Back in December, Microsoft President Brad Smith said the company is confident its $69bn buyout of Activision Blizzard will be completed in 2023. It was a bold statement considering the deal is facing varying levels of scrutiny amongst regulators in the US, UK, and Europe. The CMA in the UK could also block the deal, even though Microsoft is confident the regulator will approve the purchase.
This would mean three major global authorities are actively attempting to thwart Microsoft's Activision Blizzard buyout.
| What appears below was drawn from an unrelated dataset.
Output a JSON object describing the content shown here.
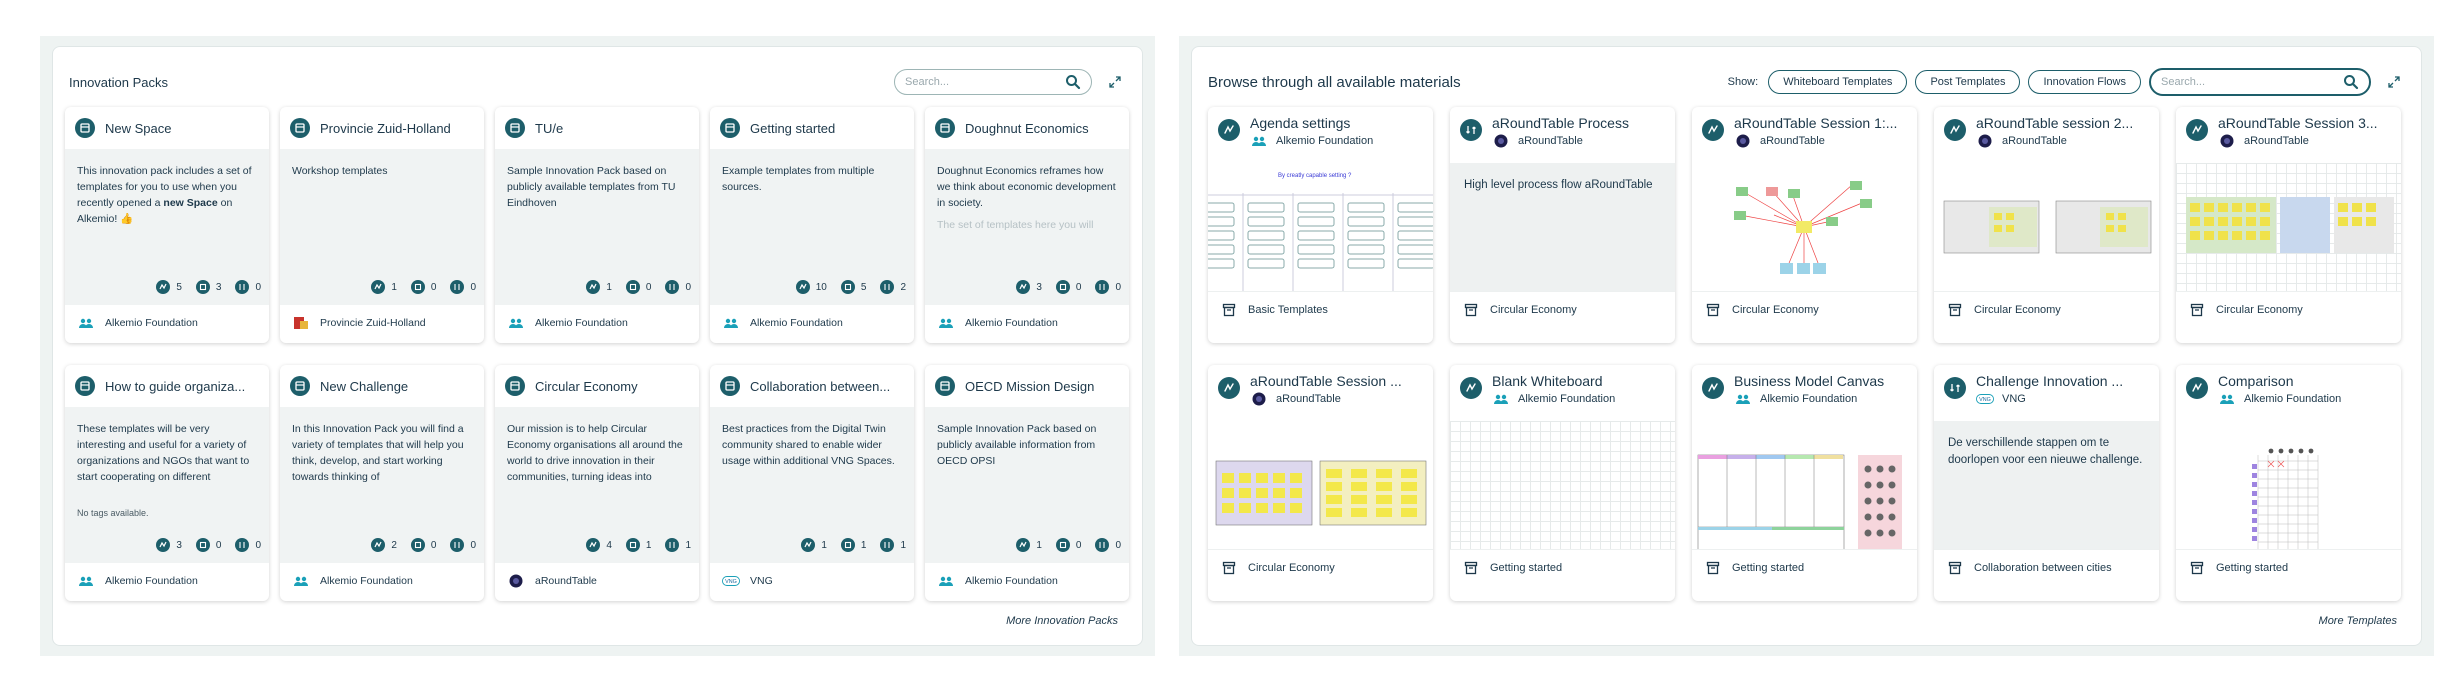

The Federal Trade Commission (FTC) is currently battling Microsoft through the courts to block the merger in the US. At the same time, the European Commission (EC) has given Microsoft a list of concerns amid its investigation.
In the UK, the CMA was once the easiest of the three regulators to seek approval from. However, that has changed since Brexit and the UK is trying to take more regulatory control over Big Tech companies.
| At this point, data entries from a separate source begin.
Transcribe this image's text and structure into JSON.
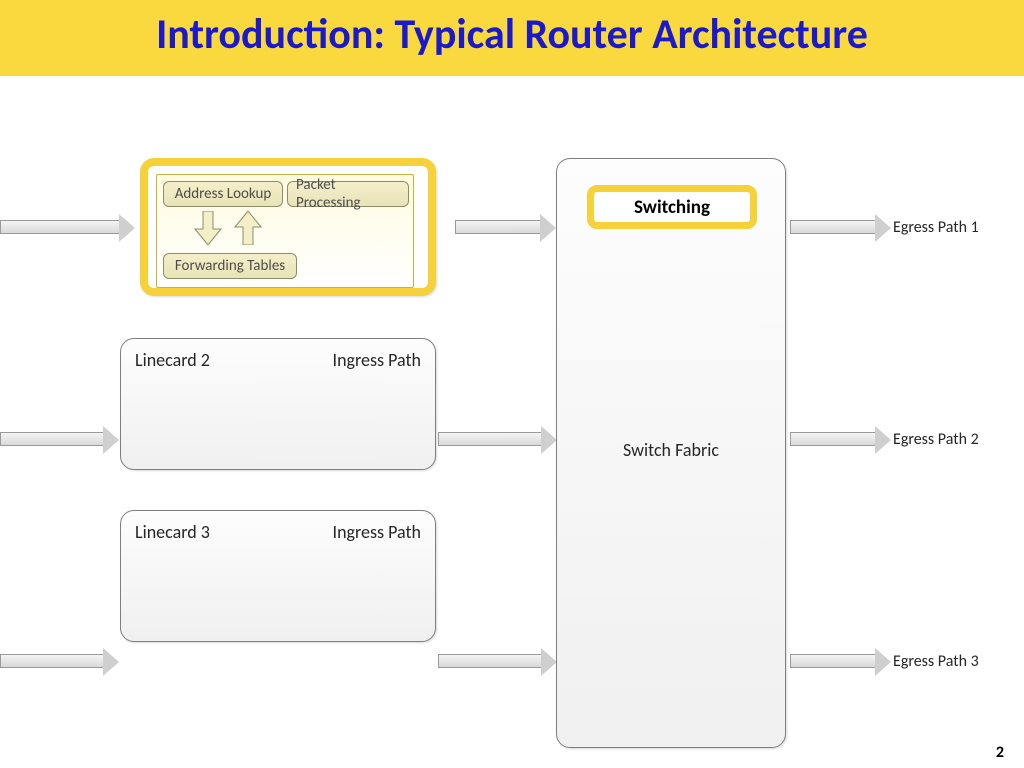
{
  "title": "Introduction: Typical Router Architecture",
  "linecard1": {
    "address_lookup": "Address Lookup",
    "packet_processing": "Packet Processing",
    "forwarding_tables": "Forwarding Tables"
  },
  "linecards": [
    {
      "name": "Linecard 2",
      "path": "Ingress Path"
    },
    {
      "name": "Linecard 3",
      "path": "Ingress Path"
    }
  ],
  "switch": {
    "highlight_label": "Switching",
    "fabric_label": "Switch Fabric"
  },
  "egress": [
    "Egress Path 1",
    "Egress Path 2",
    "Egress Path 3"
  ],
  "page_number": "2"
}
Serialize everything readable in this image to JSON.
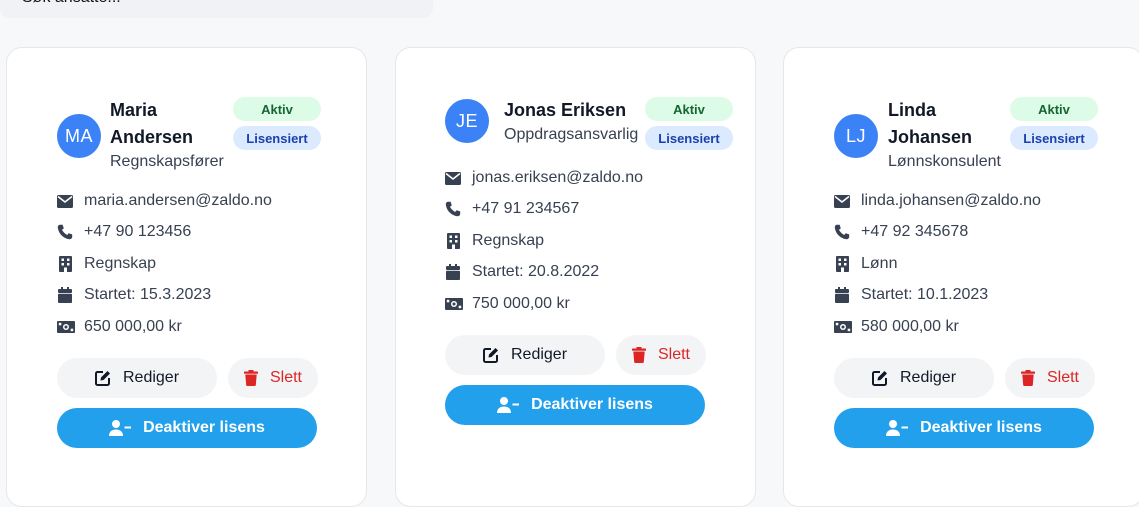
{
  "search": {
    "placeholder": "Søk ansatte..."
  },
  "labels": {
    "edit": "Rediger",
    "delete": "Slett",
    "deactivate": "Deaktiver lisens"
  },
  "colors": {
    "accent": "#22a0ec",
    "avatar": "#3b82f6",
    "danger": "#dc2626",
    "active_bg": "#dcfce7",
    "license_bg": "#dbeafe"
  },
  "employees": [
    {
      "initials": "MA",
      "name_line1": "Maria",
      "name_line2": "Andersen",
      "role": "Regnskapsfører",
      "status": "Aktiv",
      "license": "Lisensiert",
      "email": "maria.andersen@zaldo.no",
      "phone": "+47 90 123456",
      "department": "Regnskap",
      "started": "Startet: 15.3.2023",
      "salary": "650 000,00 kr"
    },
    {
      "initials": "JE",
      "name_line1": "Jonas Eriksen",
      "name_line2": "",
      "role": "Oppdragsansvarlig",
      "status": "Aktiv",
      "license": "Lisensiert",
      "email": "jonas.eriksen@zaldo.no",
      "phone": "+47 91 234567",
      "department": "Regnskap",
      "started": "Startet: 20.8.2022",
      "salary": "750 000,00 kr"
    },
    {
      "initials": "LJ",
      "name_line1": "Linda",
      "name_line2": "Johansen",
      "role": "Lønnskonsulent",
      "status": "Aktiv",
      "license": "Lisensiert",
      "email": "linda.johansen@zaldo.no",
      "phone": "+47 92 345678",
      "department": "Lønn",
      "started": "Startet: 10.1.2023",
      "salary": "580 000,00 kr"
    }
  ]
}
While the EC remains strict on tech companies, the FTC and CMA are also clamping down. This is partly related to more cooperation between regulatory bodies. Whether it is sharing objections and cases to moving towards a unified stance.
The company says it will make concessions to ensure the EC approves the deal. For example, the company has agreed to keep Call of Duty on Nintendo consoles for the next 10 years, while a similar offer is said to be in place for Sony.
Call of Duty is at the heart of the debate between Microsoft, Sony, and regulators. While Activision Blizzard has other major franchises such as Diablo, Candy Crush, and Warcraft, Call of Duty is the big money spinner. So much so that Sony has confessed Call of Duty is irreplaceable on PlayStation.